Block, Ramp, and Spring

A block of mass $m$ is positioned on a right-triangular ramp of vertical height $h$ and mass $M$ . A spring with force constant $k$ and natural length $L_0$ is attached between the ramp and the wall as shown. All surfaces are smooth. The block can slide along the ramp surface, and the ramp can slide along the floor. The ramp makes an angle $\theta$ with respect to the horizontal. There is a downward gravitational acceleration $g$ .

At time $t = 0$ , the block is at the top of the ramp, and the spring is at its natural length $L_0$ . Both the block and the ramp are initially at rest. The block slides down the ramp over time.

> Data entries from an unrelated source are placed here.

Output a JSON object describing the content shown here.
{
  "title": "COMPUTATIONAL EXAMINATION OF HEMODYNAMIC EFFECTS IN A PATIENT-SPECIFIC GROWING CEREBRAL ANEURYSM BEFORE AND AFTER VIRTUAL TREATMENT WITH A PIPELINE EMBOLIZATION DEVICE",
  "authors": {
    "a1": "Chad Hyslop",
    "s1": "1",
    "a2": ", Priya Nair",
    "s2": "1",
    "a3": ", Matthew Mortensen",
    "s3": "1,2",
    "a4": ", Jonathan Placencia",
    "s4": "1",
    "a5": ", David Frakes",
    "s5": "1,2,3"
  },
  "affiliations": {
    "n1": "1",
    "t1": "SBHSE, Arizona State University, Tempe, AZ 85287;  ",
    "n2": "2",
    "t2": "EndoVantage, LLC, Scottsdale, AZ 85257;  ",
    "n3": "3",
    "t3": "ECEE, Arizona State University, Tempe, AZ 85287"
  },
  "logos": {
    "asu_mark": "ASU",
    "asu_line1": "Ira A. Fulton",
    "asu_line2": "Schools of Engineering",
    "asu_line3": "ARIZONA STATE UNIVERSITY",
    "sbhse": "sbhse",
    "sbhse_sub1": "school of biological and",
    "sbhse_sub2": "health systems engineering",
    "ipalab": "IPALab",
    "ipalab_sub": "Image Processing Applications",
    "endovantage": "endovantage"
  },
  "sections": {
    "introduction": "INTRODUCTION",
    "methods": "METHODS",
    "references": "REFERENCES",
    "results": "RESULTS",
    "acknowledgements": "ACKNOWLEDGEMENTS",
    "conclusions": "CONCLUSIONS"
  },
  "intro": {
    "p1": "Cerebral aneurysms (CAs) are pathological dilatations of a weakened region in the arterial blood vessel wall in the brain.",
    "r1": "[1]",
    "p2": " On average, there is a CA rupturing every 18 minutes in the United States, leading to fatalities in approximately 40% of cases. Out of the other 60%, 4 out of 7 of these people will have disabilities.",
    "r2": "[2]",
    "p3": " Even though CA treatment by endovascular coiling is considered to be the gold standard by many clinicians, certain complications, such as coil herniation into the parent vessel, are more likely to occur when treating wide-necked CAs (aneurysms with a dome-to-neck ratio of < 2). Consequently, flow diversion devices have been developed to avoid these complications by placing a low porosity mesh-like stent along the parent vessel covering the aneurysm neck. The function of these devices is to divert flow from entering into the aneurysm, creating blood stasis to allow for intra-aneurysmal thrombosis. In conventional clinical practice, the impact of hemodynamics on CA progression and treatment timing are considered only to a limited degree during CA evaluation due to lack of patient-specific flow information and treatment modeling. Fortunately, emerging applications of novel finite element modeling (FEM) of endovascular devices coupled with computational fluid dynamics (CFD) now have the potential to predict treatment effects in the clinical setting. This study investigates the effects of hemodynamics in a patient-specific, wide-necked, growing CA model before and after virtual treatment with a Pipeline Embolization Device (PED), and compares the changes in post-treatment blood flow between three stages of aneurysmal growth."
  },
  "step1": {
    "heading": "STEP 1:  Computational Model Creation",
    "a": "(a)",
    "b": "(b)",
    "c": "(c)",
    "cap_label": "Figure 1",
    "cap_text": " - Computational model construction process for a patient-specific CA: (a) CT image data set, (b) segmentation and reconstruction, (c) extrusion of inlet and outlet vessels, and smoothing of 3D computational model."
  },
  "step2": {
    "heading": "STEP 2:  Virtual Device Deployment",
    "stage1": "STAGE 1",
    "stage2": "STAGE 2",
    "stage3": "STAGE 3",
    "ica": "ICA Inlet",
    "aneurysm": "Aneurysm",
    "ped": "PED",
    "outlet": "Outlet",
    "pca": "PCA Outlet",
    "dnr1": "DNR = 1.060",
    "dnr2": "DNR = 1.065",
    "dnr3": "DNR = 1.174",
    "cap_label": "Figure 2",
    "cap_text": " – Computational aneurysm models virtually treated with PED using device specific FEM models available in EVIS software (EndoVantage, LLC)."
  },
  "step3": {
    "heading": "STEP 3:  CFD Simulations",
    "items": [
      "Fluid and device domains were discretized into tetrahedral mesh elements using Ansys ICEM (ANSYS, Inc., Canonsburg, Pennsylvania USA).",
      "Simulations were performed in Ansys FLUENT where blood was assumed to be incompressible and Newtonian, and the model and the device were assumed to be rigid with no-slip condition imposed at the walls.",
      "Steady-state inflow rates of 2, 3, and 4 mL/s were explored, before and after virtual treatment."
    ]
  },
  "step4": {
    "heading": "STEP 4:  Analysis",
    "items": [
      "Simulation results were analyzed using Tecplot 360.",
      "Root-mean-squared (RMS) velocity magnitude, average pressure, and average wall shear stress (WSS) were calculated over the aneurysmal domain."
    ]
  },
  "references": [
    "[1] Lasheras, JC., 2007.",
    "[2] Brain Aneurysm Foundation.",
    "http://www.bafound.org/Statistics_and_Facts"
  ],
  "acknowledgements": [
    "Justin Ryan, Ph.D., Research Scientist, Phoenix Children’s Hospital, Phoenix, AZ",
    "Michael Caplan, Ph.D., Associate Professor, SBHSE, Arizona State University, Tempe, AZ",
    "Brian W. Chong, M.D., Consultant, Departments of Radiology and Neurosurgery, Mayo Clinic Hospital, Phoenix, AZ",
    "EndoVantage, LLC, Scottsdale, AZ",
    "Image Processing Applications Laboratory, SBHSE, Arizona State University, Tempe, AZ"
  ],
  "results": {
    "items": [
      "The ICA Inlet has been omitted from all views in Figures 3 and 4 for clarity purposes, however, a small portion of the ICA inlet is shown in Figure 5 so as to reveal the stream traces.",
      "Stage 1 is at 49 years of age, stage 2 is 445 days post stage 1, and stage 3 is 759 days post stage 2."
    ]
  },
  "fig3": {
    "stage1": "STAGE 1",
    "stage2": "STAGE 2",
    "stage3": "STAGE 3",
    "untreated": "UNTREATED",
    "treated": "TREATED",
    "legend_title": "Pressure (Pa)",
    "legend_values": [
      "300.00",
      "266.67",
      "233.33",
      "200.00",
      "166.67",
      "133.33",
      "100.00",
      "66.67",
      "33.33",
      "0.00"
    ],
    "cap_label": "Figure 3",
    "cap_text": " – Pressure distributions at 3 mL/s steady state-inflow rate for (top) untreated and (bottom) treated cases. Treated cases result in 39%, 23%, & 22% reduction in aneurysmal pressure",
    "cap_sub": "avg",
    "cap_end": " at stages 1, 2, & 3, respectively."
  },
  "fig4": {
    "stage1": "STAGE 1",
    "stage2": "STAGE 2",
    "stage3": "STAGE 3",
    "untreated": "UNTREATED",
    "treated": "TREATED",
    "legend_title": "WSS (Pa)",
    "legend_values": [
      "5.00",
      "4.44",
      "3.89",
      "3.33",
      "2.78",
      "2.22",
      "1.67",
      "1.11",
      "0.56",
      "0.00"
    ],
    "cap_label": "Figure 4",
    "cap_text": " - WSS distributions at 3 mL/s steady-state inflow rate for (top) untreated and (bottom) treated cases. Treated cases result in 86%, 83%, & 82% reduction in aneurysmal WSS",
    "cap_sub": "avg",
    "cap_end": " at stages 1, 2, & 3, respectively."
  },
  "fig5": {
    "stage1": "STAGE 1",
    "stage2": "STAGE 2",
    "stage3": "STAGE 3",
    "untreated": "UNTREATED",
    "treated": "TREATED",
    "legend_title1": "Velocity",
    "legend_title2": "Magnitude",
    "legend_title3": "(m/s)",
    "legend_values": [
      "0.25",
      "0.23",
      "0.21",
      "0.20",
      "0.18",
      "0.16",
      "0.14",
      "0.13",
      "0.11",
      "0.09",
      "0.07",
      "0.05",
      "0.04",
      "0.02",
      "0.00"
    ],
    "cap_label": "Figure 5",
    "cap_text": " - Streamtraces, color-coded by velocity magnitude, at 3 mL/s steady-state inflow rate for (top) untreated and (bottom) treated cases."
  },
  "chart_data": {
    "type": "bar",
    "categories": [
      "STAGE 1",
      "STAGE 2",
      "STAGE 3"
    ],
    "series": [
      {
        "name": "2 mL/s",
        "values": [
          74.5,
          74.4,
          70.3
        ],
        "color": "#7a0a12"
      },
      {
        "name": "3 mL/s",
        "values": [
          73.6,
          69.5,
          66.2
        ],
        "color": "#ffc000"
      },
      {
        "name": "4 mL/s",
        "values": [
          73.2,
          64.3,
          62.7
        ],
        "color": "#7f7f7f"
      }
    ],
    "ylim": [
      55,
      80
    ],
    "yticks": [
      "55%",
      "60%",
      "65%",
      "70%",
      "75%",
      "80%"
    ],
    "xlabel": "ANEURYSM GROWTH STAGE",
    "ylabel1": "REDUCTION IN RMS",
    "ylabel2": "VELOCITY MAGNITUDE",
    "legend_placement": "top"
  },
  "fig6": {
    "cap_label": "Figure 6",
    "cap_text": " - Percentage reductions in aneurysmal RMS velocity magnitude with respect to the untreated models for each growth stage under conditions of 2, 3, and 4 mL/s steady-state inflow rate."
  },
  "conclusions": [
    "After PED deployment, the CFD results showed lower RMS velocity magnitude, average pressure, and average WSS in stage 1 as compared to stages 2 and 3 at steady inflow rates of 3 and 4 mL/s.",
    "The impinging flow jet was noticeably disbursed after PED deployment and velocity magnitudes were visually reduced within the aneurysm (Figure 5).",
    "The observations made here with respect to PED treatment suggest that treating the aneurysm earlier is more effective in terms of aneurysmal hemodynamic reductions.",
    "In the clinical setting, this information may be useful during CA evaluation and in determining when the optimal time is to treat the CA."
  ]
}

The block reaches the floor at time $t_f$ . Let $L'$ be the minimum spring length over the period of time between $t = 0$ and $t = t_f$ . Enter your answer as the following quantity:

$\large{\lfloor 100 \, ( L' + t_f) \rfloor}$

Details and Assumptions:
Here, "m" can mean "meter", or it can refer to the block mass, depending on the context
- $(m , M) = (1 \, kg, 2 \, kg)$
- $(k , L_0) = (50 \, N/m, 1 \, m)$
- $(h , \theta) = (2 \, m, \frac{\pi}{6} \, rad)$
- $g = 10 \, m/s^2$
- $\lfloor \cdot \rfloor$ denotes the floor function
- During the period of interest, the block remains fully in contact with the ramp, and the ramp remains fully in contact with the floor.
- The block's size is negligible